Analytical and Experimental Force Analysis of a Soft Linear Pneumatic Actuator

TL;DR

This paper presents an analytical and experimental study of a soft linear sleeve actuator, revealing how pressure, geometry, and loading influence its force output, with implications for wearable robotics.

Contribution

It introduces a quasi-static analytical model for LSSA force behavior and validates it through experiments, enhancing understanding of soft actuator mechanics.

Findings

Force decreases from 112 N to near zero over 40 mm extension at 125 kPa.

Static load reduces force output, especially at lower pressures.

Force generation depends on pressure, geometry, displacement, and axial stiffness.

Abstract

Soft sleeve actuators (SSAs) have recently been developed as a pneumatic actuation approach for wearable and assistive robotic systems. By integrating the actuation structure into a sleeve-like geometry, these actuators can reduce reliance on external attachment layers and transmission mechanisms while maintaining compliance with limb-shaped surfaces. However, the force-generation behavior of SSAs remains insufficiently explained, particularly with respect to the variation of output force during extension, the influence of external loading, and the mechanical role of axial stiffness.

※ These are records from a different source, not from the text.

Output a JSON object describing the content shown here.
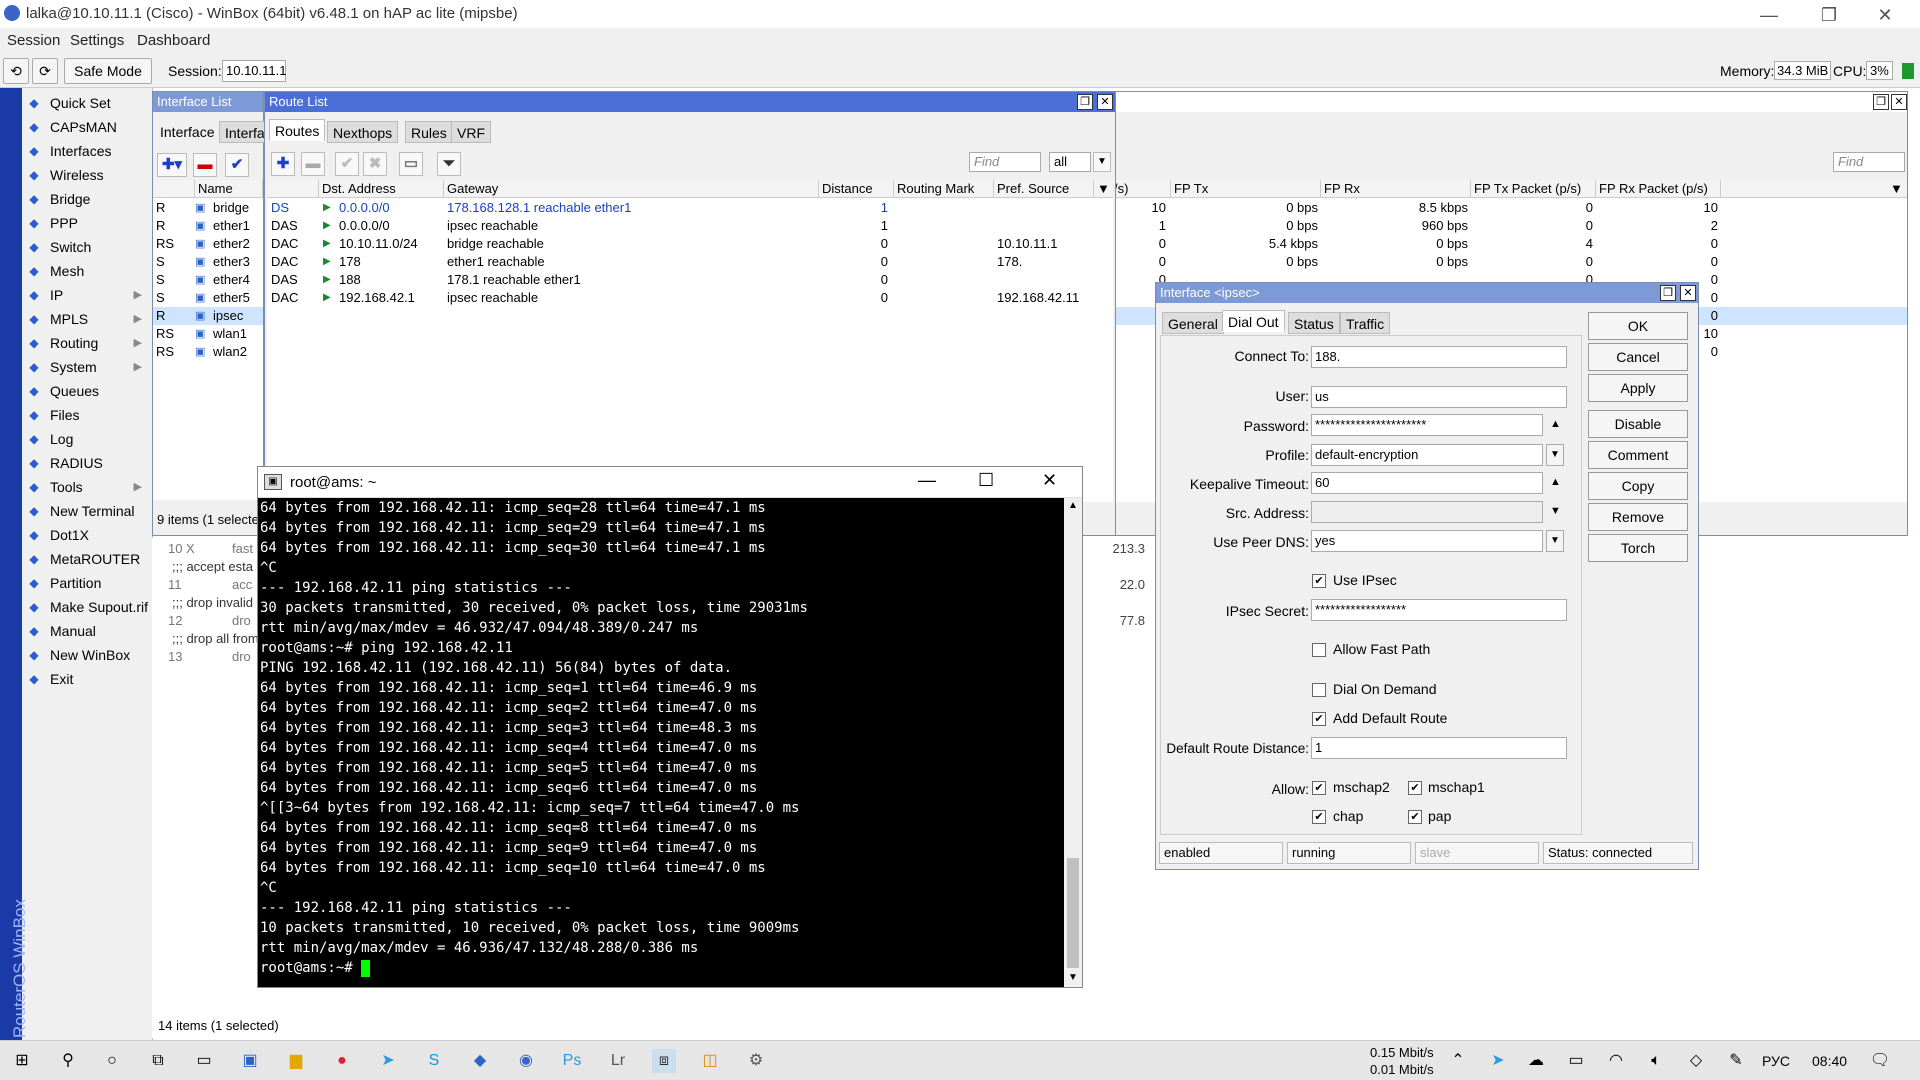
{
  "window": {
    "title": "lalka@10.10.11.1 (Cisco) - WinBox (64bit) v6.48.1 on hAP ac lite (mipsbe)"
  },
  "menu": [
    "Session",
    "Settings",
    "Dashboard"
  ],
  "toolbar": {
    "safe_mode": "Safe Mode",
    "session_label": "Session:",
    "session_value": "10.10.11.1",
    "memory_label": "Memory:",
    "memory_value": "34.3 MiB",
    "cpu_label": "CPU:",
    "cpu_value": "3%"
  },
  "sidebar": {
    "brand": "RouterOS WinBox",
    "items": [
      {
        "label": "Quick Set",
        "icon": "wand-icon",
        "sub": false
      },
      {
        "label": "CAPsMAN",
        "icon": "capsman-icon",
        "sub": false
      },
      {
        "label": "Interfaces",
        "icon": "interfaces-icon",
        "sub": false
      },
      {
        "label": "Wireless",
        "icon": "wireless-icon",
        "sub": false
      },
      {
        "label": "Bridge",
        "icon": "bridge-icon",
        "sub": false
      },
      {
        "label": "PPP",
        "icon": "ppp-icon",
        "sub": false
      },
      {
        "label": "Switch",
        "icon": "switch-icon",
        "sub": false
      },
      {
        "label": "Mesh",
        "icon": "mesh-icon",
        "sub": false
      },
      {
        "label": "IP",
        "icon": "ip-icon",
        "sub": true
      },
      {
        "label": "MPLS",
        "icon": "mpls-icon",
        "sub": true
      },
      {
        "label": "Routing",
        "icon": "routing-icon",
        "sub": true
      },
      {
        "label": "System",
        "icon": "system-icon",
        "sub": true
      },
      {
        "label": "Queues",
        "icon": "queues-icon",
        "sub": false
      },
      {
        "label": "Files",
        "icon": "files-icon",
        "sub": false
      },
      {
        "label": "Log",
        "icon": "log-icon",
        "sub": false
      },
      {
        "label": "RADIUS",
        "icon": "radius-icon",
        "sub": false
      },
      {
        "label": "Tools",
        "icon": "tools-icon",
        "sub": true
      },
      {
        "label": "New Terminal",
        "icon": "terminal-icon",
        "sub": false
      },
      {
        "label": "Dot1X",
        "icon": "dot1x-icon",
        "sub": false
      },
      {
        "label": "MetaROUTER",
        "icon": "metarouter-icon",
        "sub": false
      },
      {
        "label": "Partition",
        "icon": "partition-icon",
        "sub": false
      },
      {
        "label": "Make Supout.rif",
        "icon": "supout-icon",
        "sub": false
      },
      {
        "label": "Manual",
        "icon": "manual-icon",
        "sub": false
      },
      {
        "label": "New WinBox",
        "icon": "winbox-icon",
        "sub": false
      },
      {
        "label": "Exit",
        "icon": "exit-icon",
        "sub": false
      }
    ]
  },
  "interface_list": {
    "title": "Interface List",
    "tabs": [
      "Interface",
      "Interfac"
    ],
    "col_name": "Name",
    "rows": [
      {
        "flags": "R",
        "name": "bridge",
        "sel": false
      },
      {
        "flags": "R",
        "name": "ether1",
        "sel": false
      },
      {
        "flags": "RS",
        "name": "ether2",
        "sel": false
      },
      {
        "flags": "S",
        "name": "ether3",
        "sel": false
      },
      {
        "flags": "S",
        "name": "ether4",
        "sel": false
      },
      {
        "flags": "S",
        "name": "ether5",
        "sel": false
      },
      {
        "flags": "R",
        "name": "ipsec",
        "sel": true
      },
      {
        "flags": "RS",
        "name": "wlan1",
        "sel": false
      },
      {
        "flags": "RS",
        "name": "wlan2",
        "sel": false
      }
    ],
    "status": "9 items (1 selecte"
  },
  "route_list": {
    "title": "Route List",
    "tabs": [
      "Routes",
      "Nexthops",
      "Rules",
      "VRF"
    ],
    "find_placeholder": "Find",
    "filter_value": "all",
    "columns": [
      "Dst. Address",
      "Gateway",
      "Distance",
      "Routing Mark",
      "Pref. Source"
    ],
    "rows": [
      {
        "flags": "DS",
        "dst": "0.0.0.0/0",
        "gw": "178.168.128.1 reachable ether1",
        "dist": "1",
        "mark": "",
        "pref": "",
        "blue": true
      },
      {
        "flags": "DAS",
        "dst": "0.0.0.0/0",
        "gw": "ipsec reachable",
        "dist": "1",
        "mark": "",
        "pref": "",
        "blue": false
      },
      {
        "flags": "DAC",
        "dst": "10.10.11.0/24",
        "gw": "bridge reachable",
        "dist": "0",
        "mark": "",
        "pref": "10.10.11.1",
        "blue": false
      },
      {
        "flags": "DAC",
        "dst": "178",
        "gw": "ether1 reachable",
        "dist": "0",
        "mark": "",
        "pref": "178.",
        "blue": false
      },
      {
        "flags": "DAS",
        "dst": "188",
        "gw": "178.1               reachable ether1",
        "dist": "0",
        "mark": "",
        "pref": "",
        "blue": false
      },
      {
        "flags": "DAC",
        "dst": "192.168.42.1",
        "gw": "ipsec reachable",
        "dist": "0",
        "mark": "",
        "pref": "192.168.42.11",
        "blue": false
      }
    ]
  },
  "traffic_panel": {
    "find_placeholder": "Find",
    "columns": [
      "FP Tx",
      "FP Rx",
      "FP Tx Packet (p/s)",
      "FP Rx Packet (p/s)"
    ],
    "rows": [
      {
        "p": "10",
        "fptx": "0 bps",
        "fprx": "8.5 kbps",
        "txp": "0",
        "rxp": "10"
      },
      {
        "p": "1",
        "fptx": "0 bps",
        "fprx": "960 bps",
        "txp": "0",
        "rxp": "2"
      },
      {
        "p": "0",
        "fptx": "5.4 kbps",
        "fprx": "0 bps",
        "txp": "4",
        "rxp": "0"
      },
      {
        "p": "0",
        "fptx": "0 bps",
        "fprx": "0 bps",
        "txp": "0",
        "rxp": "0"
      },
      {
        "p": "0",
        "fptx": "",
        "fprx": "",
        "txp": "0",
        "rxp": "0"
      },
      {
        "p": "0",
        "fptx": "",
        "fprx": "",
        "txp": "",
        "rxp": "0"
      },
      {
        "p": "0",
        "fptx": "",
        "fprx": "",
        "txp": "",
        "rxp": "0"
      },
      {
        "p": "0",
        "fptx": "",
        "fprx": "",
        "txp": "",
        "rxp": "10"
      },
      {
        "p": "0",
        "fptx": "",
        "fprx": "",
        "txp": "",
        "rxp": "0"
      }
    ]
  },
  "firewall_peek": {
    "rows": [
      {
        "n": "10",
        "x": "X",
        "t": "fast",
        "v": "213.3"
      },
      {
        "n": "",
        "x": "",
        "t": ";;; accept esta",
        "v": ""
      },
      {
        "n": "11",
        "x": "",
        "t": "acc",
        "v": "22.0"
      },
      {
        "n": "",
        "x": "",
        "t": ";;; drop invalid",
        "v": ""
      },
      {
        "n": "12",
        "x": "",
        "t": "dro",
        "v": "77.8"
      },
      {
        "n": "",
        "x": "",
        "t": ";;; drop all from",
        "v": ""
      },
      {
        "n": "13",
        "x": "",
        "t": "dro",
        "v": ""
      }
    ],
    "status": "14 items (1 selected)"
  },
  "terminal": {
    "title": "root@ams: ~",
    "lines": [
      "64 bytes from 192.168.42.11: icmp_seq=28 ttl=64 time=47.1 ms",
      "64 bytes from 192.168.42.11: icmp_seq=29 ttl=64 time=47.1 ms",
      "64 bytes from 192.168.42.11: icmp_seq=30 ttl=64 time=47.1 ms",
      "^C",
      "--- 192.168.42.11 ping statistics ---",
      "30 packets transmitted, 30 received, 0% packet loss, time 29031ms",
      "rtt min/avg/max/mdev = 46.932/47.094/48.389/0.247 ms",
      "root@ams:~# ping 192.168.42.11",
      "PING 192.168.42.11 (192.168.42.11) 56(84) bytes of data.",
      "64 bytes from 192.168.42.11: icmp_seq=1 ttl=64 time=46.9 ms",
      "64 bytes from 192.168.42.11: icmp_seq=2 ttl=64 time=47.0 ms",
      "64 bytes from 192.168.42.11: icmp_seq=3 ttl=64 time=48.3 ms",
      "64 bytes from 192.168.42.11: icmp_seq=4 ttl=64 time=47.0 ms",
      "64 bytes from 192.168.42.11: icmp_seq=5 ttl=64 time=47.0 ms",
      "64 bytes from 192.168.42.11: icmp_seq=6 ttl=64 time=47.0 ms",
      "^[[3~64 bytes from 192.168.42.11: icmp_seq=7 ttl=64 time=47.0 ms",
      "64 bytes from 192.168.42.11: icmp_seq=8 ttl=64 time=47.0 ms",
      "64 bytes from 192.168.42.11: icmp_seq=9 ttl=64 time=47.0 ms",
      "64 bytes from 192.168.42.11: icmp_seq=10 ttl=64 time=47.0 ms",
      "^C",
      "--- 192.168.42.11 ping statistics ---",
      "10 packets transmitted, 10 received, 0% packet loss, time 9009ms",
      "rtt min/avg/max/mdev = 46.936/47.132/48.288/0.386 ms"
    ],
    "prompt": "root@ams:~# "
  },
  "dialog": {
    "title": "Interface <ipsec>",
    "tabs": [
      "General",
      "Dial Out",
      "Status",
      "Traffic"
    ],
    "connect_to_label": "Connect To:",
    "connect_to": "188.",
    "user_label": "User:",
    "user": "us",
    "password_label": "Password:",
    "password": "**********************",
    "profile_label": "Profile:",
    "profile": "default-encryption",
    "keepalive_label": "Keepalive Timeout:",
    "keepalive": "60",
    "src_label": "Src. Address:",
    "src": "",
    "dns_label": "Use Peer DNS:",
    "dns": "yes",
    "use_ipsec": "Use IPsec",
    "secret_label": "IPsec Secret:",
    "secret": "******************",
    "fast_path": "Allow Fast Path",
    "dial_on_demand": "Dial On Demand",
    "add_default": "Add Default Route",
    "route_dist_label": "Default Route Distance:",
    "route_dist": "1",
    "allow_label": "Allow:",
    "allow": [
      "mschap2",
      "mschap1",
      "chap",
      "pap"
    ],
    "buttons": [
      "OK",
      "Cancel",
      "Apply",
      "Disable",
      "Comment",
      "Copy",
      "Remove",
      "Torch"
    ],
    "status": [
      "enabled",
      "running",
      "slave",
      "Status: connected"
    ]
  },
  "taskbar": {
    "net_up": "0.15 Mbit/s",
    "net_down": "0.01 Mbit/s",
    "lang": "РУС",
    "time": "08:40"
  }
}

This paper presents an analytical and experimental force analysis of a linear soft sleeve actuator (LSSA). A quasi-static analytical model was developed by expressing the net axial force as the pressure-generated contribution from the cap and folded walls, reduced by the force associated with axial stiffness. The model incorporates internal pressure, projected pressure areas, folded wall geometry, axial displacement, and an experimentally fitted axial stiffness relation. Prescribed-extension and static-load experiments were conducted to evaluate the actuator response. At 125 kPa, the generated force decreased from approximately 112 N at zero extension to nearly zero at 40 mm. Static loading delayed measurable force generation and reduced force output, particularly at low and intermediate pressures. The results show that LSSA force generation is governed by coupled effects of pressure, geometry, displacement, loading, and axial stiffness.